I wouldn't really mind how he looks like. Looks don't matter to cause who am I to choose. I'm not attractive either I'm just a girl who has more guy friends than other girls. A girl with a little sass and deep down just wants to be loved. I guess I would want a guy who has a good character, has the right amount of intellect and who is good to his family.  I just to have someone to grow old with. The thought of it just makes me feel so happy. Gosh, this is really making me tear up. UGH! Think of another topic. THINK.

My head was screaming get a grip that's why I suddenly remembered my family problem most especially about dad. Up until now it still hurts me every time the memory comes back. It feels like the whole scenario replays. I try my best to just forget about it but sometimes I think it's just best for me to accept that it happened. I am not the best daughter 'cause I get into trouble too. I only do it to get certain things off my head. 

I really can't seem to sleep I think I should go down and make myself a warm glass of milk. I went straight to the refrigerator heated the milk in the microwave and sat on the countertop. My phone buzzed and I checked on it.

From:Unknown
I have something you would love to have back. I wasn't able to return it to you. You were too busy on eating lunch.

Lunch? Who was I with? Oh that guy! How did he even get my number?

To:Unknown
Who is this? If you don't state the name I will call you mister or BLOCK YOU. A lot of people in the world some dangerous you know.

After a few minutes he replied...

From:Unknown
Drop the mister and call me by my name instead. Hi I'm Jericho.

To: Mister Jericho
Or else what? Are you going to kill me if I don't?

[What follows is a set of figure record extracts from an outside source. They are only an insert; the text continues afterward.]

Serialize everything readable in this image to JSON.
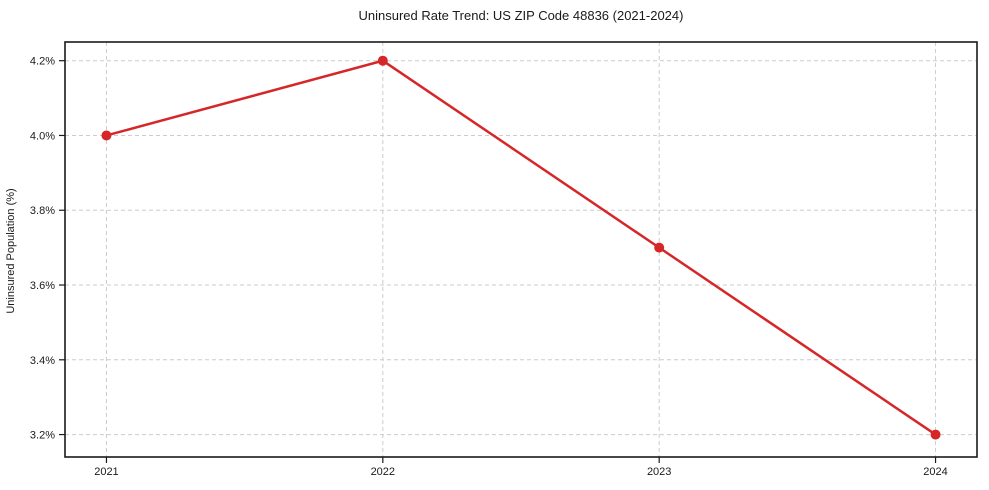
{
  "chart_data": {
    "type": "line",
    "title": "Uninsured Rate Trend: US ZIP Code 48836 (2021-2024)",
    "xlabel": "",
    "ylabel": "Uninsured Population (%)",
    "x": [
      2021,
      2022,
      2023,
      2024
    ],
    "values": [
      4.0,
      4.2,
      3.7,
      3.2
    ],
    "xtick_labels": [
      "2021",
      "2022",
      "2023",
      "2024"
    ],
    "yticks": [
      3.2,
      3.4,
      3.6,
      3.8,
      4.0,
      4.2
    ],
    "ytick_labels": [
      "3.2%",
      "3.4%",
      "3.6%",
      "3.8%",
      "4.0%",
      "4.2%"
    ],
    "xlim": [
      2020.85,
      2024.15
    ],
    "ylim": [
      3.14,
      4.25
    ],
    "grid": true,
    "grid_style": "dashed",
    "legend": "none",
    "line_color": "#d62728",
    "marker": "circle",
    "grid_color": "#cccccc",
    "axis_color": "#1a1a1a",
    "background": "#ffffff"
  }
}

From: Mister Jericho                                                                                                                                                 I'm going to kiss you if you don't stop calling me that.

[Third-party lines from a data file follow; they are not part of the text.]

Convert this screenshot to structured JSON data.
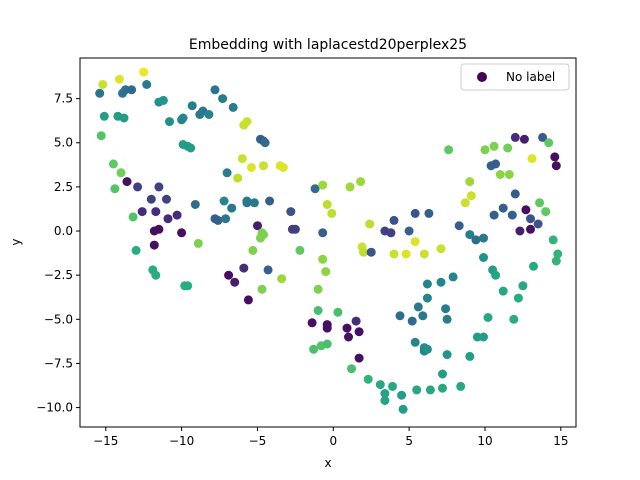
{
  "chart_data": {
    "type": "scatter",
    "title": "Embedding with laplacestd20perplex25",
    "xlabel": "x",
    "ylabel": "y",
    "xlim": [
      -16.7,
      16.0
    ],
    "ylim": [
      -11.1,
      9.8
    ],
    "xticks": [
      -15,
      -10,
      -5,
      0,
      5,
      10,
      15
    ],
    "yticks": [
      -10.0,
      -7.5,
      -5.0,
      -2.5,
      0.0,
      2.5,
      5.0,
      7.5
    ],
    "xtick_labels": [
      "−15",
      "−10",
      "−5",
      "0",
      "5",
      "10",
      "15"
    ],
    "ytick_labels": [
      "−10.0",
      "−7.5",
      "−5.0",
      "−2.5",
      "0.0",
      "2.5",
      "5.0",
      "7.5"
    ],
    "grid": false,
    "legend": {
      "position": "top-right",
      "entries": [
        {
          "label": "No label",
          "color": "#440154"
        }
      ]
    },
    "colormap": "viridis",
    "points": [
      {
        "x": -15.2,
        "y": 8.3,
        "c": 0.92
      },
      {
        "x": -14.1,
        "y": 8.6,
        "c": 0.95
      },
      {
        "x": -12.5,
        "y": 9.0,
        "c": 0.98
      },
      {
        "x": -15.4,
        "y": 7.8,
        "c": 0.38
      },
      {
        "x": -13.9,
        "y": 7.8,
        "c": 0.38
      },
      {
        "x": -13.7,
        "y": 8.0,
        "c": 0.36
      },
      {
        "x": -13.3,
        "y": 8.0,
        "c": 0.34
      },
      {
        "x": -12.3,
        "y": 8.3,
        "c": 0.4
      },
      {
        "x": -11.5,
        "y": 7.3,
        "c": 0.5
      },
      {
        "x": -11.2,
        "y": 7.4,
        "c": 0.52
      },
      {
        "x": -15.1,
        "y": 6.5,
        "c": 0.55
      },
      {
        "x": -14.2,
        "y": 6.5,
        "c": 0.55
      },
      {
        "x": -13.8,
        "y": 6.4,
        "c": 0.55
      },
      {
        "x": -10.8,
        "y": 6.2,
        "c": 0.5
      },
      {
        "x": -10.0,
        "y": 6.3,
        "c": 0.45
      },
      {
        "x": -9.9,
        "y": 6.4,
        "c": 0.45
      },
      {
        "x": -9.3,
        "y": 7.1,
        "c": 0.42
      },
      {
        "x": -8.8,
        "y": 6.6,
        "c": 0.4
      },
      {
        "x": -8.6,
        "y": 6.8,
        "c": 0.4
      },
      {
        "x": -8.2,
        "y": 6.6,
        "c": 0.44
      },
      {
        "x": -7.8,
        "y": 8.0,
        "c": 0.38
      },
      {
        "x": -7.3,
        "y": 7.5,
        "c": 0.42
      },
      {
        "x": -6.6,
        "y": 7.0,
        "c": 0.42
      },
      {
        "x": -5.9,
        "y": 6.0,
        "c": 0.92
      },
      {
        "x": -5.7,
        "y": 6.2,
        "c": 0.92
      },
      {
        "x": -4.8,
        "y": 5.2,
        "c": 0.3
      },
      {
        "x": -4.6,
        "y": 5.1,
        "c": 0.3
      },
      {
        "x": -4.5,
        "y": 5.0,
        "c": 0.35
      },
      {
        "x": -15.3,
        "y": 5.4,
        "c": 0.72
      },
      {
        "x": -9.9,
        "y": 4.9,
        "c": 0.55
      },
      {
        "x": -9.6,
        "y": 4.8,
        "c": 0.55
      },
      {
        "x": -9.4,
        "y": 4.7,
        "c": 0.55
      },
      {
        "x": -14.5,
        "y": 3.8,
        "c": 0.75
      },
      {
        "x": -14.4,
        "y": 2.4,
        "c": 0.72
      },
      {
        "x": -14.0,
        "y": 3.3,
        "c": 0.78
      },
      {
        "x": -13.6,
        "y": 2.8,
        "c": 0.05
      },
      {
        "x": -12.9,
        "y": 2.5,
        "c": 0.2
      },
      {
        "x": -12.0,
        "y": 1.8,
        "c": 0.2
      },
      {
        "x": -11.5,
        "y": 2.5,
        "c": 0.2
      },
      {
        "x": -11.0,
        "y": 1.8,
        "c": 0.2
      },
      {
        "x": -12.6,
        "y": 1.1,
        "c": 0.15
      },
      {
        "x": -11.7,
        "y": 1.1,
        "c": 0.15
      },
      {
        "x": -10.9,
        "y": 0.7,
        "c": 0.15
      },
      {
        "x": -10.3,
        "y": 0.9,
        "c": 0.15
      },
      {
        "x": -11.8,
        "y": 0.0,
        "c": 0.05
      },
      {
        "x": -11.5,
        "y": 0.1,
        "c": 0.05
      },
      {
        "x": -11.8,
        "y": -0.8,
        "c": 0.05
      },
      {
        "x": -13.2,
        "y": 0.8,
        "c": 0.72
      },
      {
        "x": -13.0,
        "y": -1.1,
        "c": 0.62
      },
      {
        "x": -11.9,
        "y": -2.2,
        "c": 0.62
      },
      {
        "x": -11.7,
        "y": -2.5,
        "c": 0.62
      },
      {
        "x": -10.0,
        "y": -0.1,
        "c": 0.05
      },
      {
        "x": -9.8,
        "y": -3.1,
        "c": 0.62
      },
      {
        "x": -9.6,
        "y": -3.1,
        "c": 0.62
      },
      {
        "x": -9.1,
        "y": 1.5,
        "c": 0.35
      },
      {
        "x": -8.9,
        "y": -0.7,
        "c": 0.8
      },
      {
        "x": -7.8,
        "y": 0.7,
        "c": 0.3
      },
      {
        "x": -7.6,
        "y": 0.6,
        "c": 0.3
      },
      {
        "x": -7.2,
        "y": 1.7,
        "c": 0.45
      },
      {
        "x": -7.1,
        "y": 0.7,
        "c": 0.4
      },
      {
        "x": -6.7,
        "y": 1.3,
        "c": 0.4
      },
      {
        "x": -7.0,
        "y": 3.3,
        "c": 0.42
      },
      {
        "x": -6.3,
        "y": 3.0,
        "c": 0.9
      },
      {
        "x": -6.0,
        "y": 4.1,
        "c": 0.92
      },
      {
        "x": -5.4,
        "y": 3.6,
        "c": 0.95
      },
      {
        "x": -4.6,
        "y": 3.7,
        "c": 0.92
      },
      {
        "x": -3.5,
        "y": 3.7,
        "c": 0.95
      },
      {
        "x": -3.3,
        "y": 3.6,
        "c": 0.95
      },
      {
        "x": -5.7,
        "y": 1.7,
        "c": 0.4
      },
      {
        "x": -5.7,
        "y": 1.6,
        "c": 0.4
      },
      {
        "x": -5.2,
        "y": 1.6,
        "c": 0.4
      },
      {
        "x": -4.2,
        "y": 1.7,
        "c": 0.3
      },
      {
        "x": -5.0,
        "y": 0.3,
        "c": 0.1
      },
      {
        "x": -4.7,
        "y": -0.1,
        "c": 0.8
      },
      {
        "x": -4.6,
        "y": -0.2,
        "c": 0.8
      },
      {
        "x": -4.8,
        "y": -0.4,
        "c": 0.8
      },
      {
        "x": -6.9,
        "y": -2.5,
        "c": 0.05
      },
      {
        "x": -6.5,
        "y": -2.9,
        "c": 0.1
      },
      {
        "x": -5.9,
        "y": -2.1,
        "c": 0.15
      },
      {
        "x": -5.6,
        "y": -3.9,
        "c": 0.05
      },
      {
        "x": -5.3,
        "y": -1.1,
        "c": 0.8
      },
      {
        "x": -4.7,
        "y": -3.3,
        "c": 0.8
      },
      {
        "x": -4.3,
        "y": -2.2,
        "c": 0.3
      },
      {
        "x": -3.4,
        "y": -2.7,
        "c": 0.85
      },
      {
        "x": -2.8,
        "y": 1.1,
        "c": 0.25
      },
      {
        "x": -2.7,
        "y": 0.1,
        "c": 0.2
      },
      {
        "x": -2.5,
        "y": 0.1,
        "c": 0.2
      },
      {
        "x": -2.2,
        "y": -1.1,
        "c": 0.75
      },
      {
        "x": -1.2,
        "y": 2.4,
        "c": 0.35
      },
      {
        "x": -0.7,
        "y": 2.6,
        "c": 0.85
      },
      {
        "x": -0.7,
        "y": -0.1,
        "c": 0.3
      },
      {
        "x": -0.4,
        "y": 1.5,
        "c": 0.9
      },
      {
        "x": -0.1,
        "y": 1.0,
        "c": 0.9
      },
      {
        "x": 1.1,
        "y": 2.5,
        "c": 0.85
      },
      {
        "x": 1.8,
        "y": 2.8,
        "c": 0.85
      },
      {
        "x": 1.9,
        "y": -0.9,
        "c": 0.92
      },
      {
        "x": 2.0,
        "y": -1.2,
        "c": 0.9
      },
      {
        "x": 2.5,
        "y": -1.2,
        "c": 0.25
      },
      {
        "x": 2.4,
        "y": 0.4,
        "c": 0.9
      },
      {
        "x": 3.4,
        "y": 0.0,
        "c": 0.2
      },
      {
        "x": 3.8,
        "y": -0.1,
        "c": 0.2
      },
      {
        "x": 4.0,
        "y": 0.6,
        "c": 0.25
      },
      {
        "x": 4.0,
        "y": -1.3,
        "c": 0.92
      },
      {
        "x": 4.8,
        "y": -1.3,
        "c": 0.95
      },
      {
        "x": 5.0,
        "y": 0.0,
        "c": 0.3
      },
      {
        "x": 5.4,
        "y": 1.0,
        "c": 0.25
      },
      {
        "x": 5.4,
        "y": -0.6,
        "c": 0.95
      },
      {
        "x": 6.0,
        "y": -1.3,
        "c": 0.92
      },
      {
        "x": 6.3,
        "y": 1.0,
        "c": 0.3
      },
      {
        "x": 7.1,
        "y": -1.0,
        "c": 0.92
      },
      {
        "x": 8.3,
        "y": 0.3,
        "c": 0.3
      },
      {
        "x": 9.0,
        "y": -0.2,
        "c": 0.42
      },
      {
        "x": 9.4,
        "y": -0.5,
        "c": 0.35
      },
      {
        "x": 9.9,
        "y": -0.4,
        "c": 0.4
      },
      {
        "x": 7.6,
        "y": 4.6,
        "c": 0.75
      },
      {
        "x": 8.7,
        "y": 1.6,
        "c": 0.92
      },
      {
        "x": 9.0,
        "y": 2.8,
        "c": 0.85
      },
      {
        "x": 9.1,
        "y": 2.0,
        "c": 0.92
      },
      {
        "x": 10.0,
        "y": 4.6,
        "c": 0.8
      },
      {
        "x": 10.6,
        "y": 4.8,
        "c": 0.8
      },
      {
        "x": 10.4,
        "y": 3.7,
        "c": 0.3
      },
      {
        "x": 10.7,
        "y": 3.8,
        "c": 0.3
      },
      {
        "x": 11.0,
        "y": 3.2,
        "c": 0.82
      },
      {
        "x": 11.6,
        "y": 3.2,
        "c": 0.82
      },
      {
        "x": 11.5,
        "y": 4.7,
        "c": 0.78
      },
      {
        "x": 12.0,
        "y": 5.3,
        "c": 0.15
      },
      {
        "x": 12.6,
        "y": 5.2,
        "c": 0.1
      },
      {
        "x": 13.1,
        "y": 4.1,
        "c": 0.95
      },
      {
        "x": 13.8,
        "y": 5.3,
        "c": 0.28
      },
      {
        "x": 14.2,
        "y": 5.0,
        "c": 0.75
      },
      {
        "x": 14.6,
        "y": 4.2,
        "c": 0.05
      },
      {
        "x": 14.7,
        "y": 3.7,
        "c": 0.05
      },
      {
        "x": 10.6,
        "y": 0.9,
        "c": 0.3
      },
      {
        "x": 11.2,
        "y": 1.3,
        "c": 0.3
      },
      {
        "x": 11.8,
        "y": 0.9,
        "c": 0.3
      },
      {
        "x": 12.0,
        "y": 2.1,
        "c": 0.28
      },
      {
        "x": 12.3,
        "y": 0.0,
        "c": 0.1
      },
      {
        "x": 12.7,
        "y": 1.2,
        "c": 0.05
      },
      {
        "x": 13.0,
        "y": 0.1,
        "c": 0.05
      },
      {
        "x": 13.0,
        "y": 0.7,
        "c": 0.25
      },
      {
        "x": 13.5,
        "y": 0.4,
        "c": 0.25
      },
      {
        "x": 13.6,
        "y": 1.6,
        "c": 0.75
      },
      {
        "x": 14.0,
        "y": 1.1,
        "c": 0.75
      },
      {
        "x": 14.5,
        "y": -0.5,
        "c": 0.65
      },
      {
        "x": 14.8,
        "y": -1.3,
        "c": 0.65
      },
      {
        "x": 14.7,
        "y": -1.7,
        "c": 0.65
      },
      {
        "x": 9.9,
        "y": -1.5,
        "c": 0.5
      },
      {
        "x": 10.5,
        "y": -2.2,
        "c": 0.55
      },
      {
        "x": 10.7,
        "y": -2.5,
        "c": 0.58
      },
      {
        "x": 11.2,
        "y": -3.4,
        "c": 0.6
      },
      {
        "x": 12.2,
        "y": -3.8,
        "c": 0.62
      },
      {
        "x": 12.5,
        "y": -3.1,
        "c": 0.6
      },
      {
        "x": 13.2,
        "y": -2.0,
        "c": 0.6
      },
      {
        "x": 11.9,
        "y": -5.0,
        "c": 0.62
      },
      {
        "x": 10.2,
        "y": -4.9,
        "c": 0.6
      },
      {
        "x": 9.5,
        "y": -6.0,
        "c": 0.55
      },
      {
        "x": 9.9,
        "y": -6.0,
        "c": 0.55
      },
      {
        "x": 9.0,
        "y": -7.1,
        "c": 0.55
      },
      {
        "x": 8.4,
        "y": -8.8,
        "c": 0.6
      },
      {
        "x": 7.9,
        "y": -2.6,
        "c": 0.45
      },
      {
        "x": 7.1,
        "y": -2.9,
        "c": 0.45
      },
      {
        "x": 6.2,
        "y": -3.0,
        "c": 0.45
      },
      {
        "x": 6.2,
        "y": -3.8,
        "c": 0.45
      },
      {
        "x": 5.6,
        "y": -4.3,
        "c": 0.4
      },
      {
        "x": 4.4,
        "y": -4.8,
        "c": 0.35
      },
      {
        "x": 5.2,
        "y": -5.1,
        "c": 0.35
      },
      {
        "x": 5.9,
        "y": -4.8,
        "c": 0.4
      },
      {
        "x": 7.4,
        "y": -4.4,
        "c": 0.42
      },
      {
        "x": 7.5,
        "y": -5.0,
        "c": 0.42
      },
      {
        "x": 5.4,
        "y": -6.3,
        "c": 0.45
      },
      {
        "x": 6.0,
        "y": -6.6,
        "c": 0.48
      },
      {
        "x": 6.0,
        "y": -6.8,
        "c": 0.45
      },
      {
        "x": 6.2,
        "y": -6.7,
        "c": 0.5
      },
      {
        "x": 7.5,
        "y": -7.0,
        "c": 0.52
      },
      {
        "x": 7.2,
        "y": -8.1,
        "c": 0.55
      },
      {
        "x": 7.2,
        "y": -8.9,
        "c": 0.6
      },
      {
        "x": 6.4,
        "y": -9.0,
        "c": 0.6
      },
      {
        "x": 5.5,
        "y": -9.0,
        "c": 0.6
      },
      {
        "x": 4.6,
        "y": -10.1,
        "c": 0.55
      },
      {
        "x": 4.5,
        "y": -9.3,
        "c": 0.55
      },
      {
        "x": 3.9,
        "y": -8.8,
        "c": 0.6
      },
      {
        "x": 3.4,
        "y": -9.2,
        "c": 0.58
      },
      {
        "x": 3.4,
        "y": -9.6,
        "c": 0.58
      },
      {
        "x": 3.1,
        "y": -8.7,
        "c": 0.6
      },
      {
        "x": 2.3,
        "y": -8.4,
        "c": 0.65
      },
      {
        "x": 1.2,
        "y": -7.8,
        "c": 0.7
      },
      {
        "x": 1.7,
        "y": -7.2,
        "c": 0.05
      },
      {
        "x": 1.0,
        "y": -6.0,
        "c": 0.05
      },
      {
        "x": 0.9,
        "y": -5.5,
        "c": 0.05
      },
      {
        "x": 1.5,
        "y": -5.1,
        "c": 0.15
      },
      {
        "x": 1.7,
        "y": -5.7,
        "c": 0.05
      },
      {
        "x": 0.3,
        "y": -4.6,
        "c": 0.7
      },
      {
        "x": -0.4,
        "y": -5.3,
        "c": 0.05
      },
      {
        "x": -0.4,
        "y": -5.5,
        "c": 0.05
      },
      {
        "x": -1.4,
        "y": -5.2,
        "c": 0.05
      },
      {
        "x": -1.0,
        "y": -4.5,
        "c": 0.7
      },
      {
        "x": -1.3,
        "y": -6.7,
        "c": 0.7
      },
      {
        "x": -0.8,
        "y": -6.5,
        "c": 0.72
      },
      {
        "x": -0.4,
        "y": -6.4,
        "c": 0.7
      },
      {
        "x": -0.5,
        "y": -2.3,
        "c": 0.82
      },
      {
        "x": -0.7,
        "y": -1.6,
        "c": 0.82
      },
      {
        "x": -1.0,
        "y": -3.3,
        "c": 0.8
      }
    ]
  }
}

I didn't really believe in him because I sense in him he doesn't have the guts to do that. We then started to talk all night. It was awkward knowing he was a batch younger than me but I guess there is nothing wrong talking to someone who wants to be friends with you. I started to feel sleepy and I now to myself I' going to have a hard time waking up if I don't sleep now I'm going to be late again.

From: Mister Jericho
Goodnight  Kayla. I think you might be sleepy. It's early morning already. Do you want me to pick you up? I can just swing by your place. What time do you leave?

To: Mister Jericho
Goodnight. I'm getting sleepy already. I might get late again wouldn't want that. My driver will be around tomorrow no need. Thanks for the offer though.

I mean I'm not that easy to get. I was just sorry for him the last time. I don't like him that fast. I don't right? I don't. My silly head, of course, I don't like this cute, friendly, smart, varsity player who can be a demon from time to time. I had to stop thinking about him but my head got so messy. I slowly got into a comfortable position and told my heart to calm down. Too many emotions in one night. 

Breath in. Breathe out. Relax Kay go to sleep.